Roboticist Aude Billard’s daily experience juggling objects as a mother led her to question a long-standing assumption in robotics: that the human hand should be the model for artificial grasping. Her research team at the Swiss Federal Institute of Technology has now unveiled a radically different robotic hand, described in Nature Communications, that rethinks dexterity rather than imitates anatomy, tells The New York Times article.
The device resembles a disc-shaped palm fitted with multiple identical, flexible fingers made from silicone, motors, and 3D-printed parts. Instead of copying the structure of the human hand, the system uses software trained in simulation to determine optimal finger arrangements and activation sequences for grasping different objects, including several at once. Those learned strategies are then transferred to the physical robot. This design philosophy allows the hand to overcome limitations inherent in human anatomy. Any finger can pair with any other to grip an object, fingers can wrap around items or pin them to the palm, and the hand can grasp objects on both sides simultaneously, giving it a symmetrical versatility humans lack.

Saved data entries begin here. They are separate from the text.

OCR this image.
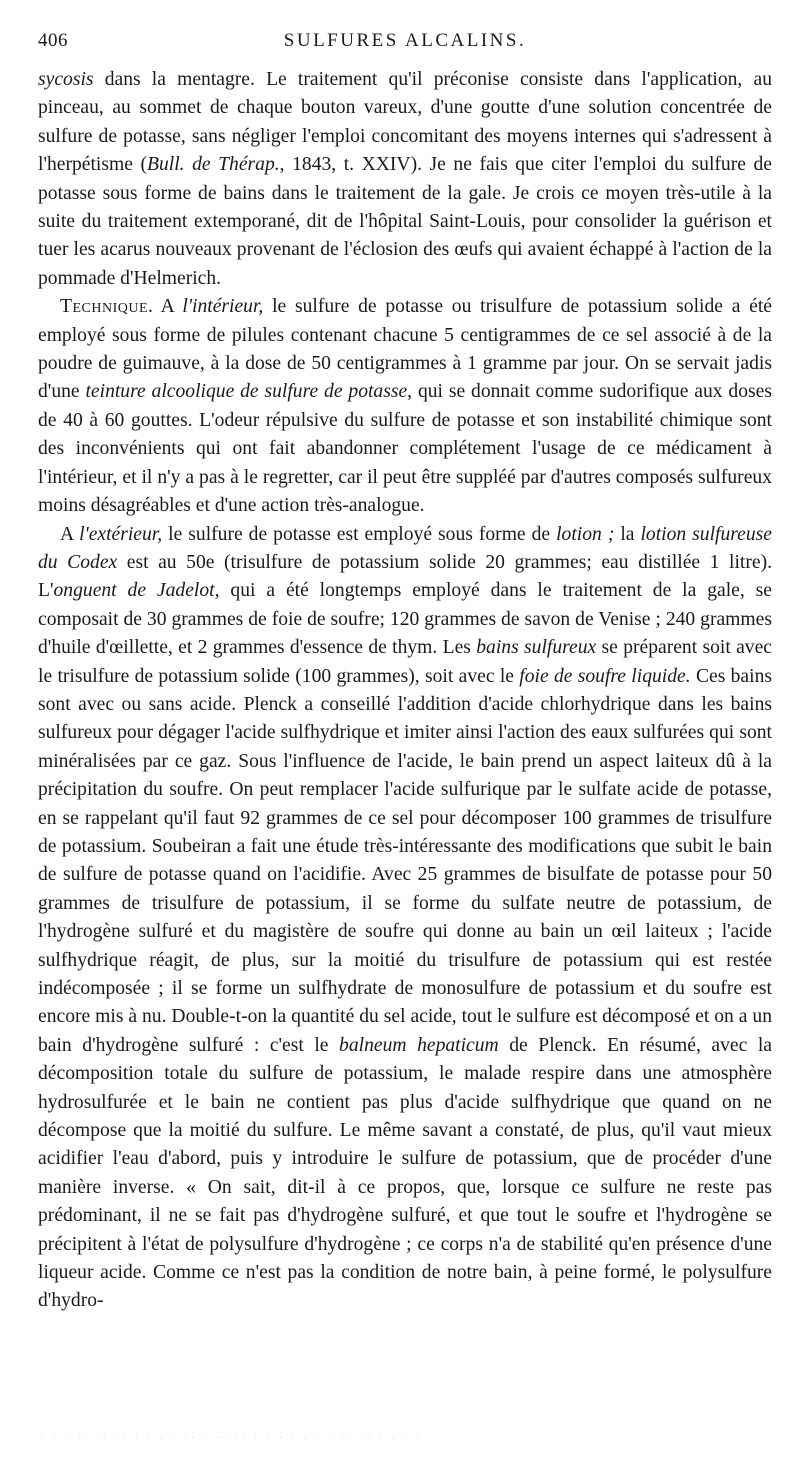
406	SULFURES ALCALINS.

sycosis dans la mentagre. Le traitement qu'il préconise consiste dans l'application, au pinceau, au sommet de chaque bouton vareux, d'une goutte d'une solution concentrée de sulfure de potasse, sans négliger l'emploi concomitant des moyens internes qui s'adressent à l'herpétisme (Bull. de Thérap., 1843, t. XXIV). Je ne fais que citer l'emploi du sulfure de potasse sous forme de bains dans le traitement de la gale. Je crois ce moyen très-utile à la suite du traitement extemporané, dit de l'hôpital Saint-Louis, pour consolider la guérison et tuer les acarus nouveaux provenant de l'éclosion des œufs qui avaient échappé à l'action de la pommade d'Helmerich.

Technique. A l'intérieur, le sulfure de potasse ou trisulfure de potassium solide a été employé sous forme de pilules contenant chacune 5 centigrammes de ce sel associé à de la poudre de guimauve, à la dose de 50 centigrammes à 1 gramme par jour. On se servait jadis d'une teinture alcoolique de sulfure de potasse, qui se donnait comme sudorifique aux doses de 40 à 60 gouttes. L'odeur répulsive du sulfure de potasse et son instabilité chimique sont des inconvénients qui ont fait abandonner complétement l'usage de ce médicament à l'intérieur, et il n'y a pas à le regretter, car il peut être suppléé par d'autres composés sulfureux moins désagréables et d'une action très-analogue.

A l'extérieur, le sulfure de potasse est employé sous forme de lotion ; la lotion sulfureuse du Codex est au 50e (trisulfure de potassium solide 20 grammes; eau distillée 1 litre). L'onguent de Jadelot, qui a été longtemps employé dans le traitement de la gale, se composait de 30 grammes de foie de soufre; 120 grammes de savon de Venise ; 240 grammes d'huile d'œillette, et 2 grammes d'essence de thym. Les bains sulfureux se préparent soit avec le trisulfure de potassium solide (100 grammes), soit avec le foie de soufre liquide. Ces bains sont avec ou sans acide. Plenck a conseillé l'addition d'acide chlorhydrique dans les bains sulfureux pour dégager l'acide sulfhydrique et imiter ainsi l'action des eaux sulfurées qui sont minéralisées par ce gaz. Sous l'influence de l'acide, le bain prend un aspect laiteux dû à la précipitation du soufre. On peut remplacer l'acide sulfurique par le sulfate acide de potasse, en se rappelant qu'il faut 92 grammes de ce sel pour décomposer 100 grammes de trisulfure de potassium. Soubeiran a fait une étude très-intéressante des modifications que subit le bain de sulfure de potasse quand on l'acidifie. Avec 25 grammes de bisulfate de potasse pour 50 grammes de trisulfure de potassium, il se forme du sulfate neutre de potassium, de l'hydrogène sulfuré et du magistère de soufre qui donne au bain un œil laiteux ; l'acide sulfhydrique réagit, de plus, sur la moitié du trisulfure de potassium qui est restée indécomposée ; il se forme un sulfhydrate de monosulfure de potassium et du soufre est encore mis à nu. Double-t-on la quantité du sel acide, tout le sulfure est décomposé et on a un bain d'hydrogène sulfuré : c'est le balneum hepaticum de Plenck. En résumé, avec la décomposition totale du sulfure de potassium, le malade respire dans une atmosphère hydrosulfurée et le bain ne contient pas plus d'acide sulfhydrique que quand on ne décompose que la moitié du sulfure. Le même savant a constaté, de plus, qu'il vaut mieux acidifier l'eau d'abord, puis y introduire le sulfure de potassium, que de procéder d'une manière inverse. « On sait, dit-il à ce propos, que, lorsque ce sulfure ne reste pas prédominant, il ne se fait pas d'hydrogène sulfuré, et que tout le soufre et l'hydrogène se précipitent à l'état de polysulfure d'hydrogène ; ce corps n'a de stabilité qu'en présence d'une liqueur acide. Comme ce n'est pas la condition de notre bain, à peine formé, le polysulfure d'hydro-

· · · ·· ·· ·· · · · · ·· · ·· ·· · · · · · · · ·· ·· · · · ·
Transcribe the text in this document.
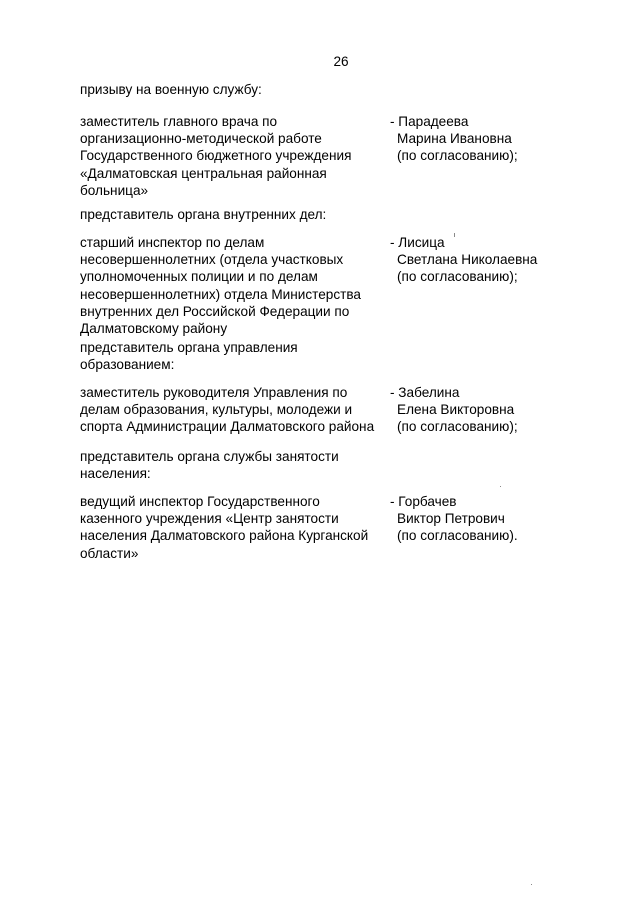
26
призыву на военную службу:
заместитель главного врача по
организационно-методической работе
Государственного бюджетного учреждения
«Далматовская центральная районная
больница»
- Парадеева
Марина Ивановна
(по согласованию);
представитель органа внутренних дел:
старший инспектор по делам
несовершеннолетних (отдела участковых
уполномоченных полиции и по делам
несовершеннолетних) отдела Министерства
внутренних дел Российской Федерации по
Далматовскому району
- Лисица
Светлана Николаевна
(по согласованию);
представитель органа управления
образованием:
заместитель руководителя Управления по
делам образования, культуры, молодежи и
спорта Администрации Далматовского района
- Забелина
Елена Викторовна
(по согласованию);
представитель органа службы занятости
населения:
ведущий инспектор Государственного
казенного учреждения «Центр занятости
населения Далматовского района Курганской
области»
- Горбачев
Виктор Петрович
(по согласованию).
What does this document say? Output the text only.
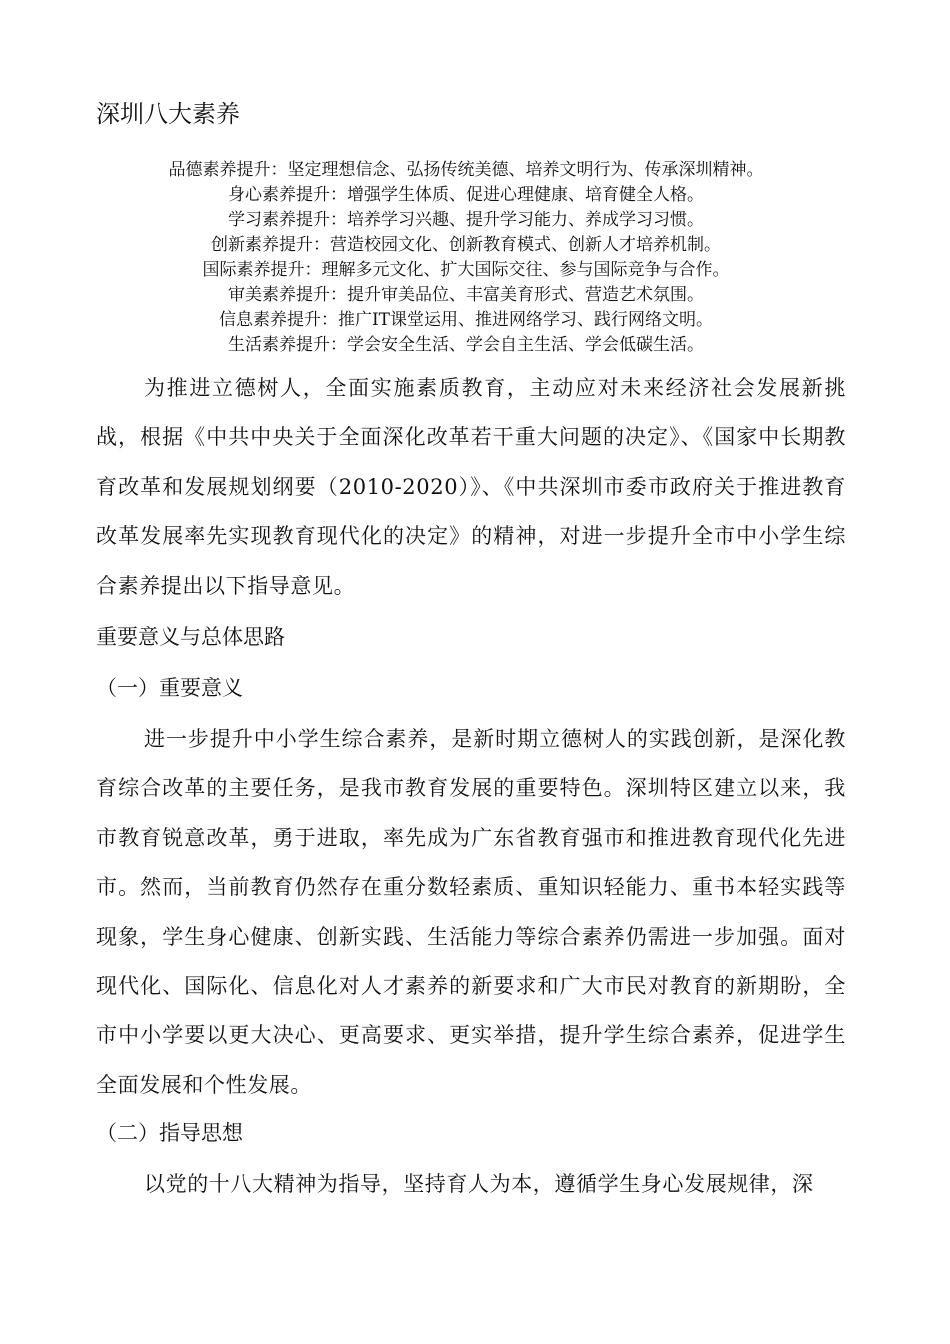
深圳八大素养
品德素养提升：坚定理想信念、弘扬传统美德、培养文明行为、传承深圳精神。
身心素养提升：增强学生体质、促进心理健康、培育健全人格。
学习素养提升：培养学习兴趣、提升学习能力、养成学习习惯。
创新素养提升：营造校园文化、创新教育模式、创新人才培养机制。
国际素养提升：理解多元文化、扩大国际交往、参与国际竞争与合作。
审美素养提升：提升审美品位、丰富美育形式、营造艺术氛围。
信息素养提升：推广IT课堂运用、推进网络学习、践行网络文明。
生活素养提升：学会安全生活、学会自主生活、学会低碳生活。

为推进立德树人，全面实施素质教育，主动应对未来经济社会发展新挑战，根据《中共中央关于全面深化改革若干重大问题的决定》、《国家中长期教育改革和发展规划纲要（2010-2020）》、《中共深圳市委市政府关于推进教育改革发展率先实现教育现代化的决定》的精神，对进一步提升全市中小学生综合素养提出以下指导意见。

重要意义与总体思路
（一）重要意义

进一步提升中小学生综合素养，是新时期立德树人的实践创新，是深化教育综合改革的主要任务，是我市教育发展的重要特色。深圳特区建立以来，我市教育锐意改革，勇于进取，率先成为广东省教育强市和推进教育现代化先进市。然而，当前教育仍然存在重分数轻素质、重知识轻能力、重书本轻实践等现象，学生身心健康、创新实践、生活能力等综合素养仍需进一步加强。面对现代化、国际化、信息化对人才素养的新要求和广大市民对教育的新期盼，全市中小学要以更大决心、更高要求、更实举措，提升学生综合素养，促进学生全面发展和个性发展。

（二）指导思想

以党的十八大精神为指导，坚持育人为本，遵循学生身心发展规律，深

Its most unconventional feature is detachability. The hand can separate from the main robot and function as a crawling machine, using its fingers as legs to scuttle through tight spaces. In this mode, it can navigate confined environments such as pipes or machinery interiors, retrieve debris, and then return to its original role as a manipulator. The fingers can switch between walking and grasping roles, sometimes doing both at once.
Experts not involved in the research view the work as conceptually significant. Some note potential tradeoffs, such as reduced gripping force compared with rigid fingers, and limited evidence of fine manipulation once objects are held. Still, the design has been praised for expanding the range of possible robotic grasps and for challenging the assumption that bio-mimicry is the best path forward.
Billard hopes the project encourages broader creativity in robotics design. Instead of copying nature’s forms, the goal is to extend function beyond biology and spark new directions in engineering innovation.